BAGHDAD, 19 May 2003 — Two of Iraq’s main parties blasted the United States yesterday, accusing Washington of going back on what they said was a firm US commitment to give Iraqis a free hand in running the country.

Officials from one of the two main Kurdish factions and the leading Shiite movement said the new US overseer, Paul Bremer, turned back the clock on months of talks that began before the war to prepare a post-Saddam Hussein government.

The charges stem from a meeting Friday night at which they said Bremer had announced he planned to prolong the US coalition’s control over the country and sideline Iraqis from the political decision-making process.

“What we’re hearing now from Bremer is what we heard several months ago,” said Adel Abdul Mahdi, a political adviser from the Supreme Assembly of the Islamic Revolution in Iraq (SAIRI), the top Shiite movement.

“It’s a return to square one,” he said, referring to negotiations before the war about the role of anti-Saddam Hussein groups in a future government.

Abdul Mahdi and other officials interviewed by AFP said they were angered by Bremer’s handling of the meeting, his first announced talks with the groups since taking over as US administrator last Monday from Jay Garner.

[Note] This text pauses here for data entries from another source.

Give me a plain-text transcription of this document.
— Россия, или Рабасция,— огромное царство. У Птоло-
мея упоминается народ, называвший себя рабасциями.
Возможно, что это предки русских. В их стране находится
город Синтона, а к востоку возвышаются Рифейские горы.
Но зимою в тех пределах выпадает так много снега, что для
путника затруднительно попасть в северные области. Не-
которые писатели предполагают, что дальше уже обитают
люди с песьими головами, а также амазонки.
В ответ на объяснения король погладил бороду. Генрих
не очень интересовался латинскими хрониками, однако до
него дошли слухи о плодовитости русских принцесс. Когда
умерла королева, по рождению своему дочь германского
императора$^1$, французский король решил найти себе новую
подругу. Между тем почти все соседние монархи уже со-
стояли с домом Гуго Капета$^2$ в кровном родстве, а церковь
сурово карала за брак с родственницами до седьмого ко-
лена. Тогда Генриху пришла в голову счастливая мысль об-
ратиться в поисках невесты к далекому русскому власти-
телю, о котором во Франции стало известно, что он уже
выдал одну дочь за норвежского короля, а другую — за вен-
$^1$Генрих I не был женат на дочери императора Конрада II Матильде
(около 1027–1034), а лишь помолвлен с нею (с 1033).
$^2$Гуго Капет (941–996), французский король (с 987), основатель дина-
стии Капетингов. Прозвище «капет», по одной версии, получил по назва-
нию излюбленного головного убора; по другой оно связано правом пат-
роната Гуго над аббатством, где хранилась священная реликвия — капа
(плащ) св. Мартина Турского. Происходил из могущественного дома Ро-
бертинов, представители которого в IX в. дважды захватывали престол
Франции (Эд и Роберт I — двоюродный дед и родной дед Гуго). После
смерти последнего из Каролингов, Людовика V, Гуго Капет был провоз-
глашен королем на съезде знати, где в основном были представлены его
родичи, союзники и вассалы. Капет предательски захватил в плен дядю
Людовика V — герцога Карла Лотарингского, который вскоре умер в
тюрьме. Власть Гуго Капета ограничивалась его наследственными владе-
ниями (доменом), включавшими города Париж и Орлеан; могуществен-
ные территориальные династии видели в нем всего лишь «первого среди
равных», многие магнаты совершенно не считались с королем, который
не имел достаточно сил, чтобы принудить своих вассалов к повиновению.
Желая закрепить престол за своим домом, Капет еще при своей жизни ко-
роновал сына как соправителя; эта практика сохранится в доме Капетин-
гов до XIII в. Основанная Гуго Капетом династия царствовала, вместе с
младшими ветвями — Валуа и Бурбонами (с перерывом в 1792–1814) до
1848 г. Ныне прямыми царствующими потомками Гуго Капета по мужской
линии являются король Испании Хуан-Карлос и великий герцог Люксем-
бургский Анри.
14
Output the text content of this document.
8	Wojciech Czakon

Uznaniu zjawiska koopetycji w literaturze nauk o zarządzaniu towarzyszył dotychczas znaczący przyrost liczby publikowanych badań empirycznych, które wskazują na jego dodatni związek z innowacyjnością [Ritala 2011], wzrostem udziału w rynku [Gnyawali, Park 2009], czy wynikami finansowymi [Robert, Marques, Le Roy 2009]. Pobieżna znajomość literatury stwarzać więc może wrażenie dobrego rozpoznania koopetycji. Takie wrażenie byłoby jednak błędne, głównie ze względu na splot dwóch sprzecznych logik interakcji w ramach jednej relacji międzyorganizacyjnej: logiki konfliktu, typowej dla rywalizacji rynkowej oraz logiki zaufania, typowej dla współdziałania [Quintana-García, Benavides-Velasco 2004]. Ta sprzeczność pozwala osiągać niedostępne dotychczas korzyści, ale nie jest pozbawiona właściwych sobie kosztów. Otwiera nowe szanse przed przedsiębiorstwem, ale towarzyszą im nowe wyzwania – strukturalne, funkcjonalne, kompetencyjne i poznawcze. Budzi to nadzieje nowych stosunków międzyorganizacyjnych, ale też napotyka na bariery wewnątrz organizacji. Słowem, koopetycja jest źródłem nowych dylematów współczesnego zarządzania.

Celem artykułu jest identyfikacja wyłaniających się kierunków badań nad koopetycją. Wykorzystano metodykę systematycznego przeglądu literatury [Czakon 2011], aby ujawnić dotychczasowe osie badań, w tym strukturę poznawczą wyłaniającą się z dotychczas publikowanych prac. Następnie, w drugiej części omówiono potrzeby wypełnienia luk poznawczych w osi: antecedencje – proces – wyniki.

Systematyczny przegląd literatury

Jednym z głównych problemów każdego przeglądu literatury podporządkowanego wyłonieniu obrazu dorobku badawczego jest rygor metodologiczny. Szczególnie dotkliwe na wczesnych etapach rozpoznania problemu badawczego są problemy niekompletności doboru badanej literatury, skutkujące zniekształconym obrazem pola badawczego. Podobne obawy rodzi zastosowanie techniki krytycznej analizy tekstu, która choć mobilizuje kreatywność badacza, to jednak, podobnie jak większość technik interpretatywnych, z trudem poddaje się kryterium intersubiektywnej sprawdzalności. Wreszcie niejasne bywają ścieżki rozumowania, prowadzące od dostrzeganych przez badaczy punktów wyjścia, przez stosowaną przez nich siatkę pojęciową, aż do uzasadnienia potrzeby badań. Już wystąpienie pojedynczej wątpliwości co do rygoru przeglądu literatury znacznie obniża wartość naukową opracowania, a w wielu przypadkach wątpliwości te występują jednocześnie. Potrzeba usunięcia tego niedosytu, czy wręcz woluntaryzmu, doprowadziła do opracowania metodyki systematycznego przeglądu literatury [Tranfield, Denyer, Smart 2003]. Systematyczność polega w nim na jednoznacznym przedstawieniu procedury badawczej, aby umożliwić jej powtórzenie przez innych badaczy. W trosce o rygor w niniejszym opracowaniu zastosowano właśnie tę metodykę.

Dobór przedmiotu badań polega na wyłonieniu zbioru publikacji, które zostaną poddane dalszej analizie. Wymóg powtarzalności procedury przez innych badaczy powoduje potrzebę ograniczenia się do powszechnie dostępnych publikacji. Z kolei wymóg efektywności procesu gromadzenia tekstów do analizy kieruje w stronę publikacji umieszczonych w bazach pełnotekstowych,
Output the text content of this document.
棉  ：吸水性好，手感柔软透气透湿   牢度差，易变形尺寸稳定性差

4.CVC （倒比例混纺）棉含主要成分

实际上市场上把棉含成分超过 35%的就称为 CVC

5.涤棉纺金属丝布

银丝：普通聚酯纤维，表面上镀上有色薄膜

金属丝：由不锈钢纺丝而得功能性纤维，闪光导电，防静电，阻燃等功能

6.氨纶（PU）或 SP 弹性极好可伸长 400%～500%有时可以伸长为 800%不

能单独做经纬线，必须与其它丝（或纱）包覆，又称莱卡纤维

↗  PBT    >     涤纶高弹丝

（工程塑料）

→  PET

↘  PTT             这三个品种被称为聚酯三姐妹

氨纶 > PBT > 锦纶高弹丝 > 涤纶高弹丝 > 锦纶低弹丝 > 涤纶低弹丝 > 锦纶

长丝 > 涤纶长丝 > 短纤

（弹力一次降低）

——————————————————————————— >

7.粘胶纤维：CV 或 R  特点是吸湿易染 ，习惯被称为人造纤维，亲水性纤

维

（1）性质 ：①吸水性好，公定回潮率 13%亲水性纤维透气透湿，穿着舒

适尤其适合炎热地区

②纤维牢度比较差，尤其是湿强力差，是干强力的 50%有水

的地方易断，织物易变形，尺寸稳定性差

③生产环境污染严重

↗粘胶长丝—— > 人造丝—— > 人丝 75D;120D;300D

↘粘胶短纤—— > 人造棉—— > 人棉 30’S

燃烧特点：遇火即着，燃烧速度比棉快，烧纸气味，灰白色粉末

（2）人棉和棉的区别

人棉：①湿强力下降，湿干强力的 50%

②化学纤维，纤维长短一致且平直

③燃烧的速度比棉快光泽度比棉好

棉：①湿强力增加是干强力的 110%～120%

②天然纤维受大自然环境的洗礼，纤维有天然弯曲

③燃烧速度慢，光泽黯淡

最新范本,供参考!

They said Garner and Zalmay Khalilzad, the White House envoy involved in talks with anti-Saddam parties since before the war, pledged just two weeks ago to give those parties a leading role in forming a future Iraqi government.

But that commitment, they said, was rejected by Bremer, a career diplomat who now oversees Garner, Khalilzad and the entire US civilian administration governing the country since Saddam’s ouster.

“The Americans are doing as they please,” said Adel Murad, spokesman for the Patriotic Union of Kurdistan (PUK). “Iraq is a big country. Foreigners cannot run it.”

The emotionally and politically explosive issue of when the United States would be prepared to hand over power to an Iraqi government was largely left untouched in the immediate aftermath of Saddam’s fall on April 9.

But at a Baghdad conference of around 250 people late last month, headed by Garner, there was a broad agreement that a national conference would be held by the end of May to select around 20 ministers to form the interim government.

Garner said May 5 that a handful of the main groups, including SAIRI and the PUK, would form the nucleus of the new government.